Workshop "Forum der Religionen"

Rückblick und Planungen für 2019 - Neues Logo

Das "Viernheimer Forum der Religionen", das den interreligiösen Dialog im Gemeinwesen pflegt, entstand aus einem Beteiligungsforum der Stadt Viernheim im Jahr 2014. Mittlerweile ist das Forum eines der acht Handlungsfelder der "Steuerung der Viernheimer Integrationsarbeit" unter dem Vorsitz des Bürgermeisters. Organisiert wird das Handlungsfeld "Interreligiöser Dialog" vom Verein Lernmobil. Vertreten sind in der Planungsgruppe Mitglieder der christlichen und der muslimischen Gemeinden Viernheims sowie interessierte Bürger*innen. Am vergangenen Samstag kam das Forum der Religionen zu seinem jährlichen Workshop zusammen, an dem auch Bürgermeister Matthias Baaß zeitweise teilnahm. Aufgabe und Auftrag des Forums

Aufgabe und Auftrag des Forums der Religionen ist die gemeinsame Arbeit an einem friedlichen und gedeihlichen Zusammenleben und Zusammenarbeiten der verschiedenen Religionsgruppen im Gemeinwesen. "Wir leben in einer Welt, die immer kleiner wird: Immer mehr Menschen unterschiedlichster Glaubensrichtungen treffen aufeinander. Dieses Miteinander muss aktiv gestaltet werden, da sonst Vorurteile entstehen und es zu einer Kluft zwischen den Religionen kommt. Um dies zu verhindern, brauchen wir den interreligiösen Dialog. Wir brauchen Foren, in denen Menschen zusammenkommen, sich gegenseitig kennenlernen, Vorurteile abbauen und so einen Beitrag für den Zusammenhalt leisten. Je vielfältiger eine Gesellschaft, desto vielfältiger sind auch die Gedanken, die Lebensweisen, die Ideen dieser Gesellschaft". Diese Grundaussage formulierte Selma Emekci, Mitglied der Planungsgruppe, bereits auf dem Beteiligungsforum.

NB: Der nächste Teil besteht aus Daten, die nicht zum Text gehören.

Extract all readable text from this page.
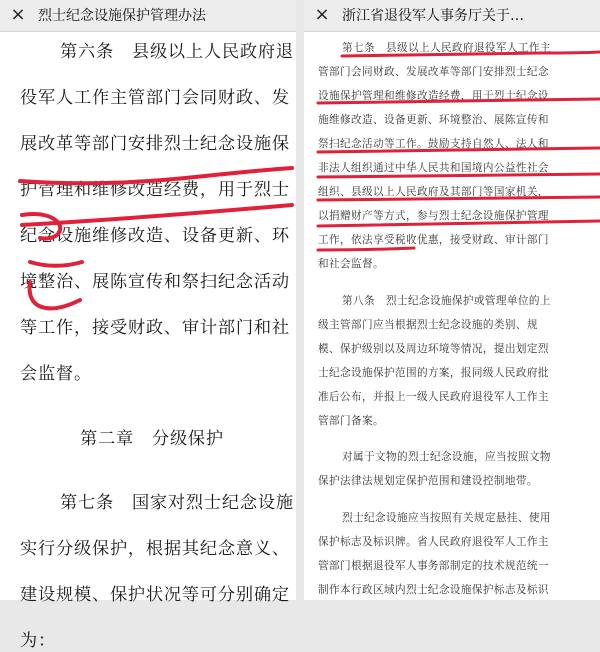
× 烈士纪念设施保护管理办法
第六条　县级以上人民政府退
役军人工作主管部门会同财政、发
展改革等部门安排烈士纪念设施保
护管理和维修改造经费，用于烈士
纪念设施维修改造、设备更新、环
境整治、展陈宣传和祭扫纪念活动
等工作，接受财政、审计部门和社
会监督。
第二章　分级保护
第七条　国家对烈士纪念设施
实行分级保护，根据其纪念意义、
建设规模、保护状况等可分别确定
为：
× 浙江省退役军人事务厅关于…
第七条　县级以上人民政府退役军人工作主
管部门会同财政、发展改革等部门安排烈士纪念
设施保护管理和维修改造经费，用于烈士纪念设
施维修改造、设备更新、环境整治、展陈宣传和
祭扫纪念活动等工作。鼓励支持自然人、法人和
非法人组织通过中华人民共和国境内公益性社会
组织、县级以上人民政府及其部门等国家机关，
以捐赠财产等方式，参与烈士纪念设施保护管理
工作，依法享受税收优惠，接受财政、审计部门
和社会监督。
第八条　烈士纪念设施保护或管理单位的上
级主管部门应当根据烈士纪念设施的类别、规
模、保护级别以及周边环境等情况，提出划定烈
士纪念设施保护范围的方案，报同级人民政府批
准后公布，并报上一级人民政府退役军人工作主
管部门备案。
对属于文物的烈士纪念设施，应当按照文物
保护法律法规划定保护范围和建设控制地带。
烈士纪念设施应当按照有关规定悬挂、使用
保护标志及标识牌。省人民政府退役军人工作主
管部门根据退役军人事务部制定的技术规范统一
制作本行政区域内烈士纪念设施保护标志及标识
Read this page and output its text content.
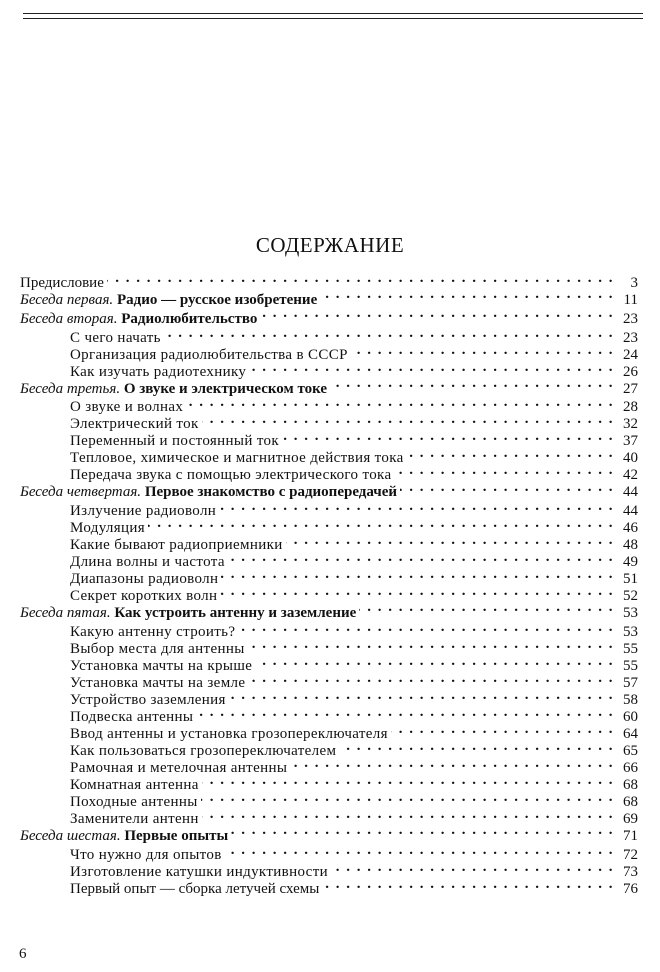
СОДЕРЖАНИЕ
Предисловие . . .	3
Беседа первая. Радио — русское изобретение . . .	11
Беседа вторая. Радиолюбительство . . .	23
С чего начать . . .	23
Организация радиолюбительства в СССР . . .	24
Как изучать радиотехнику . . .	26
Беседа третья. О звуке и электрическом токе . . .	27
О звуке и волнах . . .	28
Электрический ток . . .	32
Переменный и постоянный ток . . .	37
Тепловое, химическое и магнитное действия тока . . .	40
Передача звука с помощью электрического тока . . .	42
Беседа четвертая. Первое знакомство с радиопередачей . . .	44
Излучение радиоволн . . .	44
Модуляция . . .	46
Какие бывают радиоприемники . . .	48
Длина волны и частота . . .	49
Диапазоны радиоволн . . .	51
Секрет коротких волн . . .	52
Беседа пятая. Как устроить антенну и заземление . . .	53
Какую антенну строить? . . .	53
Выбор места для антенны . . .	55
Установка мачты на крыше . . .	55
Установка мачты на земле . . .	57
Устройство заземления . . .	58
Подвеска антенны . . .	60
Ввод антенны и установка грозопереключателя . . .	64
Как пользоваться грозопереключателем . . .	65
Рамочная и метелочная антенны . . .	66
Комнатная антенна . . .	68
Походные антенны . . .	68
Заменители антенн . . .	69
Беседа шестая. Первые опыты . . .	71
Что нужно для опытов . . .	72
Изготовление катушки индуктивности . . .	73
Первый опыт — сборка летучей схемы . . .	76
6
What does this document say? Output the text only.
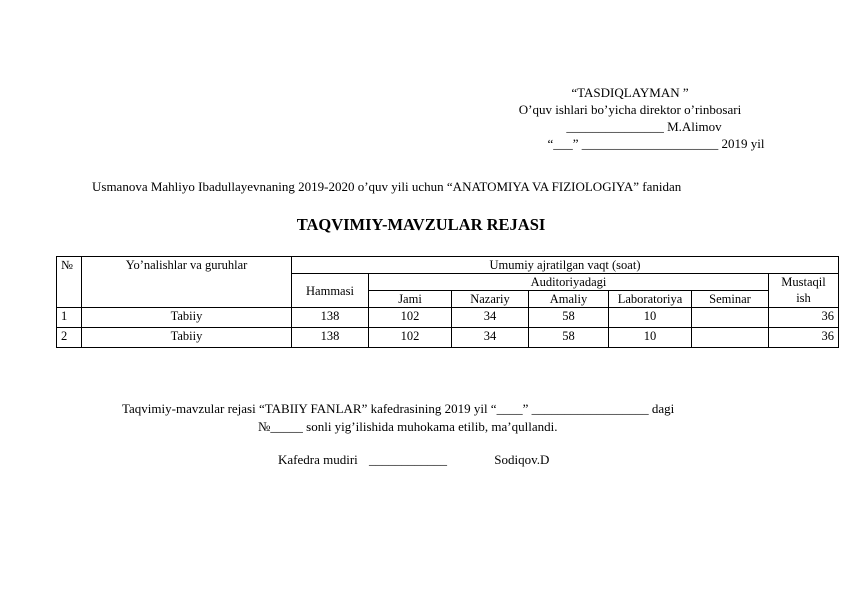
“TASDIQLAYMAN ”
O’quv ishlari bo’yicha direktor o’rinbosari
_______________ M.Alimov
“___” _____________________ 2019 yil
Usmanova Mahliyo Ibadullayevnaning 2019-2020 o’quv yili uchun “ANATOMIYA VA FIZIOLOGIYA” fanidan
TAQVIMIY-MAVZULAR REJASI
№	Yo’nalishlar va guruhlar	Umumiy ajratilgan vaqt (soat)						
		Hammasi	Auditoriyadagi					Mustaqil ish

			Jami	Nazariy	Amaliy	Laboratoriya	Seminar	
1	Tabiiy	138	102	34	58	10		36
2	Tabiiy	138	102	34	58	10		36
Taqvimiy-mavzular rejasi “TABIIY FANLAR” kafedrasining 2019 yil “____” __________________ dagi
№_____ sonli yig’ilishida muhokama etilib, ma’qullandi.
Kafedra mudiri ____________	Sodiqov.D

Neue Schwerpunkte - neues Logo
Dr. Gerd Baltes begrüßte im "Haus am Schlangenpfad" die Teilnehmer des Forums und dankte für die engagierte Arbeit im vergangenen Jahr. Höhepunkt der Forumsaktivitäten war eindeutig im Juni die "Woche der Vielfalt", an der das Forum täglich mit einer Veranstaltung beteiligt war. Die anschließende Moderation des Workshops lag in den bewährten Händen von Harald Hofmann.
Nach über drei Jahren Arbeit des Forums war es seine Aufgabe, zusammen mit der Planungsgruppe ein Resümee zu ziehen. Aufgrund personeller Veränderungen und Reflexion der Wirkung im Gemeinwesen wurde der Workshop unter zwei Leitfragen zusammengefasst:
"Wer sind wir? Was wollen wir in Zukunft?" Als wichtiger Schritt wurde eine verstärkte und transparentere Wirkung in der Öffentlichkeit herausgearbeitet. In diesem Zusammenhang konnte nach längerer Vorarbeit das neue Logo des Forums verabschiedet werden, unter dem es sich in Zukunft in der Öffentlichkeit präsentieren wird: drei stilisierte Personen stehen in einem regen, offenen und gleichberechtigten Austausch, im Dialog.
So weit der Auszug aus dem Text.